Carotid Artery Tortuosity Is Associated with Connective Tissue Diseases

Background and purpose: There is a general assumption in the cerebrovascular literature that there is an association between carotid artery tortuosity and connective tissues disease; however, this has not been firmly established. The purpose of this study was to determine the prevalence of carotid artery tortuosity in patients with connective tissue diseases relative to matched controls.

Materials and methods: Patients with previous CTA or MRA and a diagnosis of connective tissue diseases were identified and compared with a cohort of age-matched controls.
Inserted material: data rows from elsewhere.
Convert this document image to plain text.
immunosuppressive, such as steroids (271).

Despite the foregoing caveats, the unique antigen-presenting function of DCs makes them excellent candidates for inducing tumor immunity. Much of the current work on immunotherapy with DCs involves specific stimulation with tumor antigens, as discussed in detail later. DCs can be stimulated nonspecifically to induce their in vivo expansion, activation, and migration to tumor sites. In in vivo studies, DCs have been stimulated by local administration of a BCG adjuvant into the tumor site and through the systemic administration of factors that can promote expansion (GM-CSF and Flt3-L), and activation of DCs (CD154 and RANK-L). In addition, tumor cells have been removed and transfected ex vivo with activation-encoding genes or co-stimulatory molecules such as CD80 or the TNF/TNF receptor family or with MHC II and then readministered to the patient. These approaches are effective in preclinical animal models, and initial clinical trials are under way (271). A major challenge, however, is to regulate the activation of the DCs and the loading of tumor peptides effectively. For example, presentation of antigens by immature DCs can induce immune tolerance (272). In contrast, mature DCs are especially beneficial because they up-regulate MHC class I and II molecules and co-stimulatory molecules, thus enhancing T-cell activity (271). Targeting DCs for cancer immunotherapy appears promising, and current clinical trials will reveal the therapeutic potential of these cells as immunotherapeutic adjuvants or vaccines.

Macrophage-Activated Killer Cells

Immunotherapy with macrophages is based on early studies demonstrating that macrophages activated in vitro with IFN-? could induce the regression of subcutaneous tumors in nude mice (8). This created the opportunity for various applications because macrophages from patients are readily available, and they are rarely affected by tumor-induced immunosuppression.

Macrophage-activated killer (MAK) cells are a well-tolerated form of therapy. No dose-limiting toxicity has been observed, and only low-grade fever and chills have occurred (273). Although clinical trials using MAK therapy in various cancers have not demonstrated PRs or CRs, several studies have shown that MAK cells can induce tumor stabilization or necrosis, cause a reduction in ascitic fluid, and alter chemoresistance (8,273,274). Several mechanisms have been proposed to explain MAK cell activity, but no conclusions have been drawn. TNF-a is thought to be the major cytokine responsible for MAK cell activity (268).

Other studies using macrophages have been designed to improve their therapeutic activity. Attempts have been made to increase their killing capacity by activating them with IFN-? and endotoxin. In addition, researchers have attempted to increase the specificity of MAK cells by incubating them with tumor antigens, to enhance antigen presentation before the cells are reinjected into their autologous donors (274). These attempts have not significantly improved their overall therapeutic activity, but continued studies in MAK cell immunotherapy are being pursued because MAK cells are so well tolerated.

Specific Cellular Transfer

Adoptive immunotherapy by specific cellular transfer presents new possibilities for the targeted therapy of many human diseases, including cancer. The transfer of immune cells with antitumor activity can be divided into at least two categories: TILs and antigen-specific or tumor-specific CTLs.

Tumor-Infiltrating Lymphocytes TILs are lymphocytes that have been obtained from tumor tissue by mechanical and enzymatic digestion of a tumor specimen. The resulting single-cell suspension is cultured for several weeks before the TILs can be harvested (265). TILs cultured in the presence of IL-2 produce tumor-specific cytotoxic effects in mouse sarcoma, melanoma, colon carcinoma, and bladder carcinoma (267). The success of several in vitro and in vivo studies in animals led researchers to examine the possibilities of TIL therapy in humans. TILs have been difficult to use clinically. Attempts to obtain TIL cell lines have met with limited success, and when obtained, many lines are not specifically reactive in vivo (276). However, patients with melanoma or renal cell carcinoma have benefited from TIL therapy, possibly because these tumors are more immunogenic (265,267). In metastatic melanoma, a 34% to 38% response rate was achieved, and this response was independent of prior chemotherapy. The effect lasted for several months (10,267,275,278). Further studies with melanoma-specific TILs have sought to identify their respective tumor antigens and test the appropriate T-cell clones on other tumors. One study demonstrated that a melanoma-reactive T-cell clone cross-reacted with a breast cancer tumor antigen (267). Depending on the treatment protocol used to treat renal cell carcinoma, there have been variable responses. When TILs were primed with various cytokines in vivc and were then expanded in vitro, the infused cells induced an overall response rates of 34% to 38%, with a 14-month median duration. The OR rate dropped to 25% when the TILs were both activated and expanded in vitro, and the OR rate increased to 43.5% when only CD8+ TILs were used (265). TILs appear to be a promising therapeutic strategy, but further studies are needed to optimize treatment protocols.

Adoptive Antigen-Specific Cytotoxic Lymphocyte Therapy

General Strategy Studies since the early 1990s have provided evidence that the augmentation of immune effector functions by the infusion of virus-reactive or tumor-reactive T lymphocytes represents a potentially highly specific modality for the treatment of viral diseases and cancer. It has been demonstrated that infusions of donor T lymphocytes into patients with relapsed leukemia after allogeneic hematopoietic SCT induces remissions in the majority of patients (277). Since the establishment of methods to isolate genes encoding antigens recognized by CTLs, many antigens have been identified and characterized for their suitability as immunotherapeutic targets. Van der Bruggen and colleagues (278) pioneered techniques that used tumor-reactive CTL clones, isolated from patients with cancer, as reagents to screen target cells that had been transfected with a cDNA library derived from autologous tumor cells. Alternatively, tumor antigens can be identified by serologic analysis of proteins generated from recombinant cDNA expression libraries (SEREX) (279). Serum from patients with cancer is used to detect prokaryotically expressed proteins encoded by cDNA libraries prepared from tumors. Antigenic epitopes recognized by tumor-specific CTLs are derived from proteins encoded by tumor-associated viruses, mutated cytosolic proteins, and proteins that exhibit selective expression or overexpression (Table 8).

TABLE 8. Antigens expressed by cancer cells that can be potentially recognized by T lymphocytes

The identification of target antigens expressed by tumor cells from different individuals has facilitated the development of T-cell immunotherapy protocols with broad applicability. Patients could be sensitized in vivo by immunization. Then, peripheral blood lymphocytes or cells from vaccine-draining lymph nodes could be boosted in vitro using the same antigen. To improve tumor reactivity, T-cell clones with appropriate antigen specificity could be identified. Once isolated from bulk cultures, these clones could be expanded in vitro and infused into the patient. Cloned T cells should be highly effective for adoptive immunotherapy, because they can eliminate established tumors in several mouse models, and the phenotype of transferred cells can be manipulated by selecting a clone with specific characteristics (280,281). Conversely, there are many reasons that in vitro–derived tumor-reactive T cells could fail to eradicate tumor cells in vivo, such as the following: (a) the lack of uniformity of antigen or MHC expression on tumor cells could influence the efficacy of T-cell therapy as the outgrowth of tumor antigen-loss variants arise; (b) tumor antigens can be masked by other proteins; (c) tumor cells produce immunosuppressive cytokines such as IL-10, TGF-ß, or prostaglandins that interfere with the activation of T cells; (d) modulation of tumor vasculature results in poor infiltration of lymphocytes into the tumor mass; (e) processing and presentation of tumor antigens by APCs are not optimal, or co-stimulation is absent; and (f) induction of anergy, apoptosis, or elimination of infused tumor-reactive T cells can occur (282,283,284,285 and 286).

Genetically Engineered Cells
Radiologists blinded to the diagnosis reviewed the images and evaluated the presence of carotid artery tortuosity (including loops, kinks, or coils). Continuous variables were compared using the Student t test, and categoric variables with χ² tests.
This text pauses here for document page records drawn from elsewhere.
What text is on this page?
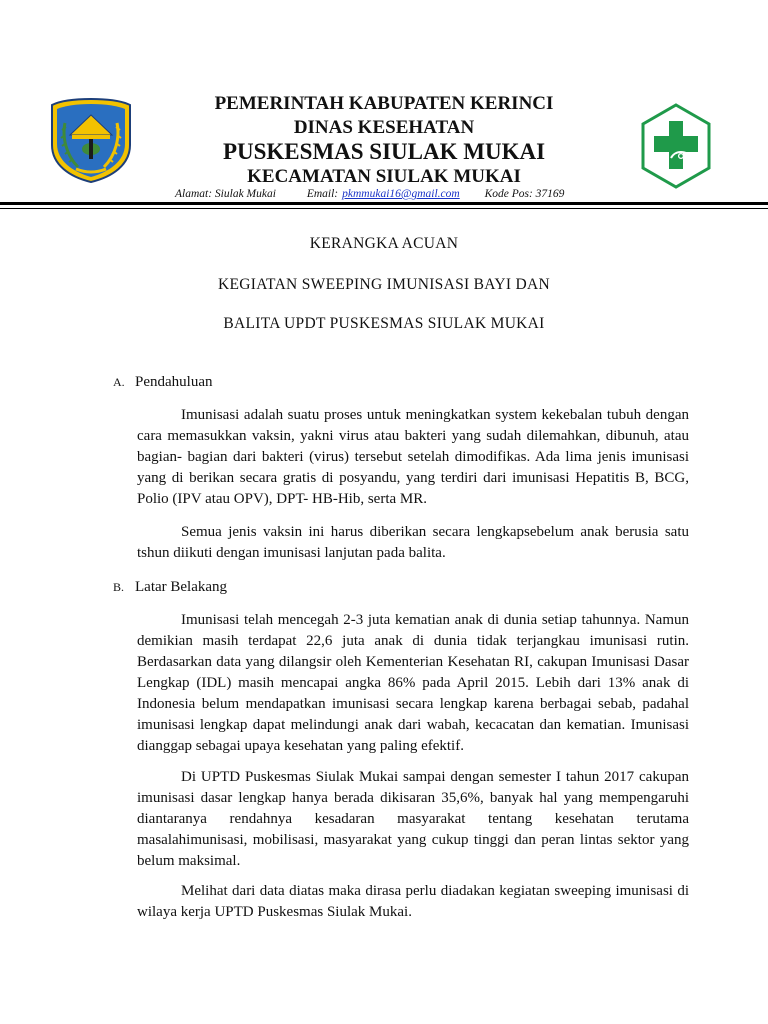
PEMERINTAH KABUPATEN KERINCI
DINAS KESEHATAN
PUSKESMAS SIULAK MUKAI
KECAMATAN SIULAK MUKAI
Alamat: Siulak Mukai	Email: pkmmukai16@gmail.com Kode Pos: 37169
KERANGKA ACUAN
KEGIATAN SWEEPING IMUNISASI BAYI DAN
BALITA UPDT PUSKESMAS SIULAK MUKAI
A. Pendahuluan

Imunisasi adalah suatu proses untuk meningkatkan system kekebalan tubuh dengan cara memasukkan vaksin, yakni virus atau bakteri yang sudah dilemahkan, dibunuh, atau bagian- bagian dari bakteri (virus) tersebut setelah dimodifikas. Ada lima jenis imunisasi yang di berikan secara gratis di posyandu, yang terdiri dari imunisasi Hepatitis B, BCG, Polio (IPV atau OPV), DPT- HB-Hib, serta MR.

Semua jenis vaksin ini harus diberikan secara lengkapsebelum anak berusia satu tshun diikuti dengan imunisasi lanjutan pada balita.

B. Latar Belakang

Imunisasi telah mencegah 2-3 juta kematian anak di dunia setiap tahunnya. Namun demikian masih terdapat 22,6 juta anak di dunia tidak terjangkau imunisasi rutin. Berdasarkan data yang dilangsir oleh Kementerian Kesehatan RI, cakupan Imunisasi Dasar Lengkap (IDL) masih mencapai angka 86% pada April 2015. Lebih dari 13% anak di Indonesia belum mendapatkan imunisasi secara lengkap karena berbagai sebab, padahal imunisasi lengkap dapat melindungi anak dari wabah, kecacatan dan kematian. Imunisasi dianggap sebagai upaya kesehatan yang paling efektif.

Di UPTD Puskesmas Siulak Mukai sampai dengan semester I tahun 2017 cakupan imunisasi dasar lengkap hanya berada dikisaran 35,6%, banyak hal yang mempengaruhi diantaranya rendahnya kesadaran masyarakat tentang kesehatan terutama masalahimunisasi, mobilisasi, masyarakat yang cukup tinggi dan peran lintas sektor yang belum maksimal.

Melihat dari data diatas maka dirasa perlu diadakan kegiatan sweeping imunisasi di wilaya kerja UPTD Puskesmas Siulak Mukai.
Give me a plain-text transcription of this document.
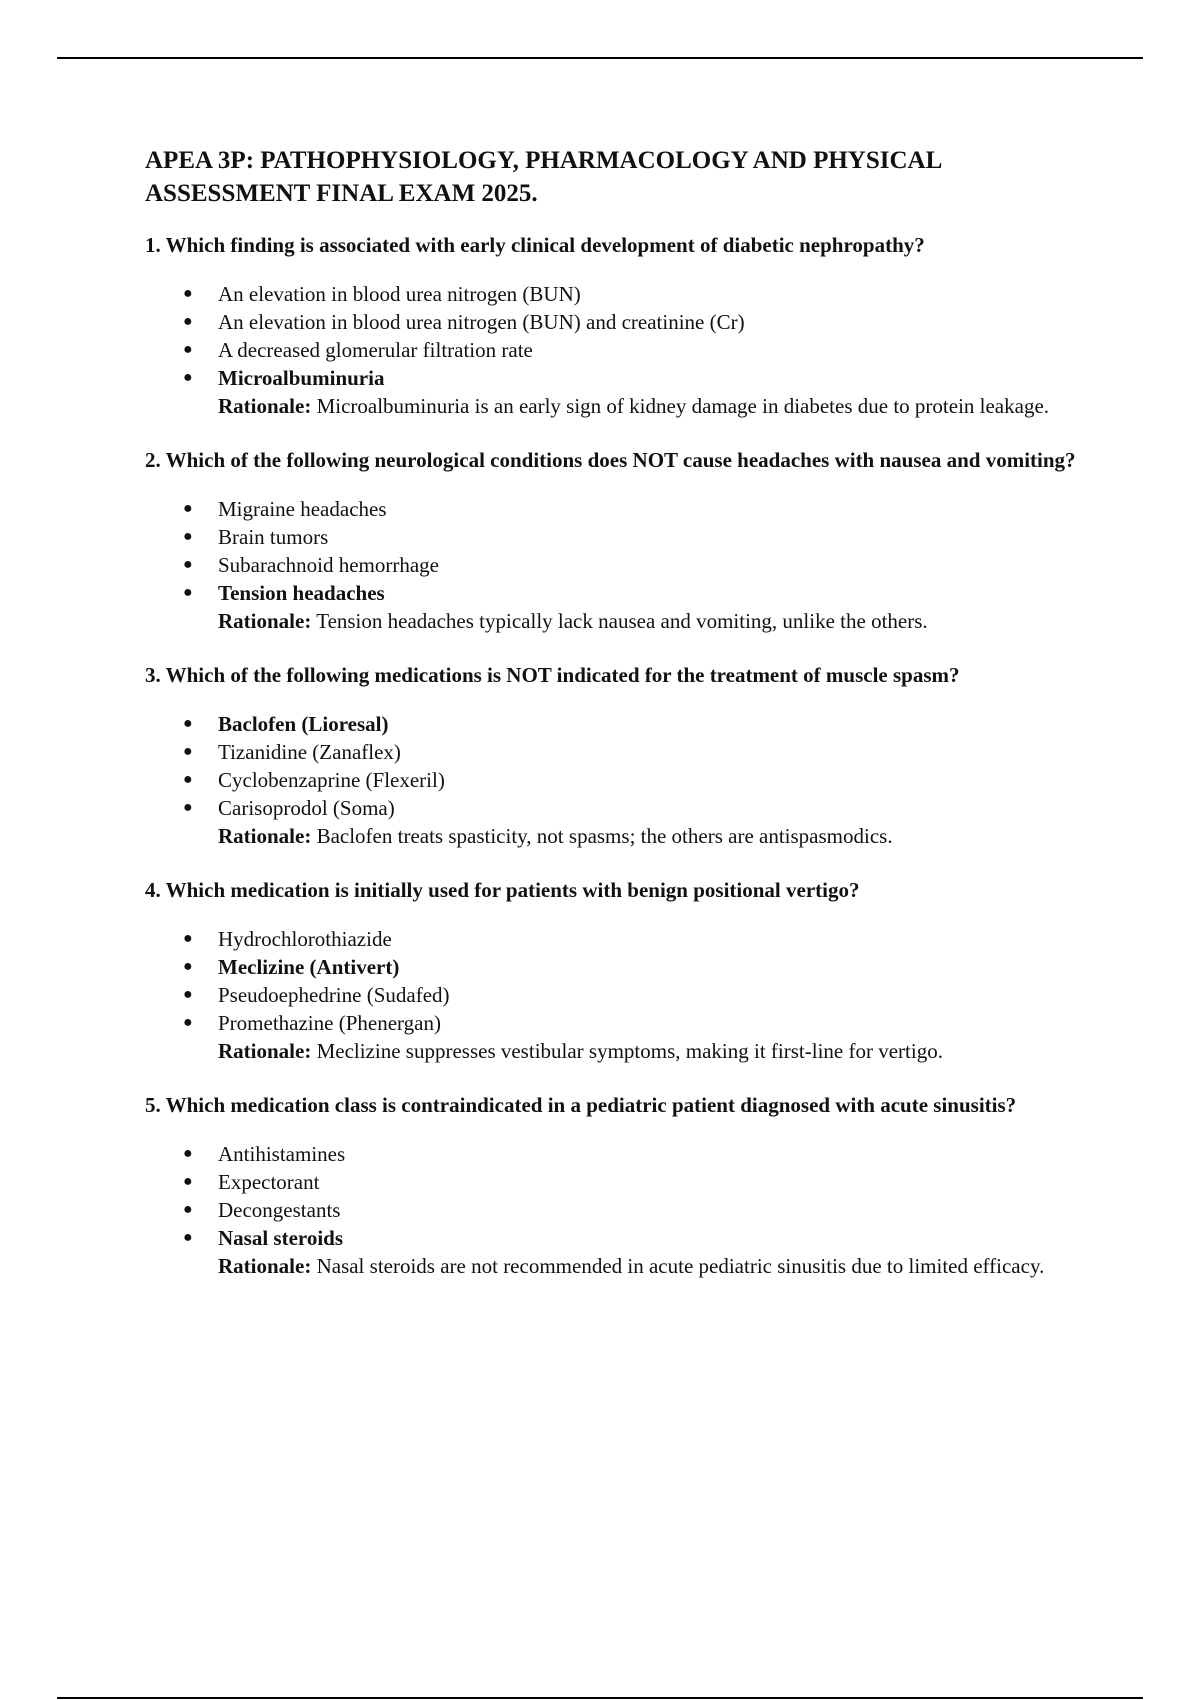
APEA 3P: PATHOPHYSIOLOGY, PHARMACOLOGY AND PHYSICAL ASSESSMENT FINAL EXAM 2025.
1. Which finding is associated with early clinical development of diabetic nephropathy?
● An elevation in blood urea nitrogen (BUN)
● An elevation in blood urea nitrogen (BUN) and creatinine (Cr)
● A decreased glomerular filtration rate
● Microalbuminuria
Rationale: Microalbuminuria is an early sign of kidney damage in diabetes due to protein leakage.
2. Which of the following neurological conditions does NOT cause headaches with nausea and vomiting?
● Migraine headaches
● Brain tumors
● Subarachnoid hemorrhage
● Tension headaches
Rationale: Tension headaches typically lack nausea and vomiting, unlike the others.
3. Which of the following medications is NOT indicated for the treatment of muscle spasm?
● Baclofen (Lioresal)
● Tizanidine (Zanaflex)
● Cyclobenzaprine (Flexeril)
● Carisoprodol (Soma)
Rationale: Baclofen treats spasticity, not spasms; the others are antispasmodics.
4. Which medication is initially used for patients with benign positional vertigo?
● Hydrochlorothiazide
● Meclizine (Antivert)
● Pseudoephedrine (Sudafed)
● Promethazine (Phenergan)
Rationale: Meclizine suppresses vestibular symptoms, making it first-line for vertigo.
5. Which medication class is contraindicated in a pediatric patient diagnosed with acute sinusitis?
● Antihistamines
● Expectorant
● Decongestants
● Nasal steroids
Rationale: Nasal steroids are not recommended in acute pediatric sinusitis due to limited efficacy.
Results: One hundred forty-three patients with connective tissue disease and 143 controls were included in this study. Specific diagnoses included Marfan (n = 33), nonvascular Ehlers-Danlos (n = 36), Ehlers-Danlos vascular-type (n = 32), neurofibromatosis type 1 (n = 26), and Loeys-Dietz (n = 16) syndromes. The presence of carotid tortuosity was 44% in connective tissue disease and 16% in controls (P < .001). Of tortuosity manifestations, coils were most prevalent (23% versus 3%; P < .001). Among the various connective tissue diseases, the rates of any carotid tortuosity were 88% for Marfan syndrome, 63% for Loeys-Dietz syndrome, 42% for neurofibromatosis type 1, and 19% for both vascular- and nonvascular-type Ehlers-Danlos syndrome. The positive predictive value of the combination of aortic aneurysm and carotid tortuosity being associated with connective tissue disease was 95.4%. The specificity was 98.6%.
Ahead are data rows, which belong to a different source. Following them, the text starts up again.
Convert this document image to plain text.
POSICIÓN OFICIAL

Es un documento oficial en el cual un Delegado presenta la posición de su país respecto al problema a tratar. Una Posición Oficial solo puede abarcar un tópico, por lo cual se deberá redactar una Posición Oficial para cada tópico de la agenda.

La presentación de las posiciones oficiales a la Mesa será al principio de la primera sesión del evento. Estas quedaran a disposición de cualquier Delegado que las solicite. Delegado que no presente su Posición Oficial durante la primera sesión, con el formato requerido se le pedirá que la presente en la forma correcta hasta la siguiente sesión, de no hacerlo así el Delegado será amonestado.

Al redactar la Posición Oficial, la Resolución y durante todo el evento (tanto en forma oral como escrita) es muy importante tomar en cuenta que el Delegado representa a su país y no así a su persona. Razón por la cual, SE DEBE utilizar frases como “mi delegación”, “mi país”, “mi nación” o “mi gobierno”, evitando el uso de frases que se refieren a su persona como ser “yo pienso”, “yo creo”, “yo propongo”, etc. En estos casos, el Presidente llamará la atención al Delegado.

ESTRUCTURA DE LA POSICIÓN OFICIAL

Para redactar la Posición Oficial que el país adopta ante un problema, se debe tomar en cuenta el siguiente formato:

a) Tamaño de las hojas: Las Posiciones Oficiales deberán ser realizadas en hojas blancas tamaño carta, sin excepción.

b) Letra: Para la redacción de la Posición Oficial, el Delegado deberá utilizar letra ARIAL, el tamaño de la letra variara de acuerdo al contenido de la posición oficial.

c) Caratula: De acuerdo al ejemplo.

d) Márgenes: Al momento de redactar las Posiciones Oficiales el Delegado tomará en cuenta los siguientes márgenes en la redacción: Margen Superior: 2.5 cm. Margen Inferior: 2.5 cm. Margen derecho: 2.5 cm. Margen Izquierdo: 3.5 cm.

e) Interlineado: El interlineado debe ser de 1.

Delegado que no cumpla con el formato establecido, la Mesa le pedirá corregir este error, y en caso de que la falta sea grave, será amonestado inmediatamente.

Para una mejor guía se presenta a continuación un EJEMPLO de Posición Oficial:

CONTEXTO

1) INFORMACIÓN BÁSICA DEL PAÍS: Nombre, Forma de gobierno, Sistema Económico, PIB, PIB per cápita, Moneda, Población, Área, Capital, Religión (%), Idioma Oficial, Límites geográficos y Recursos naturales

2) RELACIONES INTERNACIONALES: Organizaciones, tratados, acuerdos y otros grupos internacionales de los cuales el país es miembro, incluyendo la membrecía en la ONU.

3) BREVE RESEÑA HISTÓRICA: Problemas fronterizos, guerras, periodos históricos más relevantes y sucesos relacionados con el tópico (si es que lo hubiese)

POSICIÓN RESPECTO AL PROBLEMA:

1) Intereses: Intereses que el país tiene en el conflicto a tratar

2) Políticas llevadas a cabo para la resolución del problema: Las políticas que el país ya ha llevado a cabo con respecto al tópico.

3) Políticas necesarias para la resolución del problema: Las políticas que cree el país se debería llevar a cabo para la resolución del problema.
Conclusions: Carotid artery tortuosity is highly associated with connective tissue diseases, particularly Marfan syndrome, Loeys-Dietz syndrome, and neurofibromatosis type 1. Such findings are relevant in risk assessment for vascular complications in connective tissue disease, endovascular treatment planning, and in understanding the pathomechanisms of vascular tortuosity in general.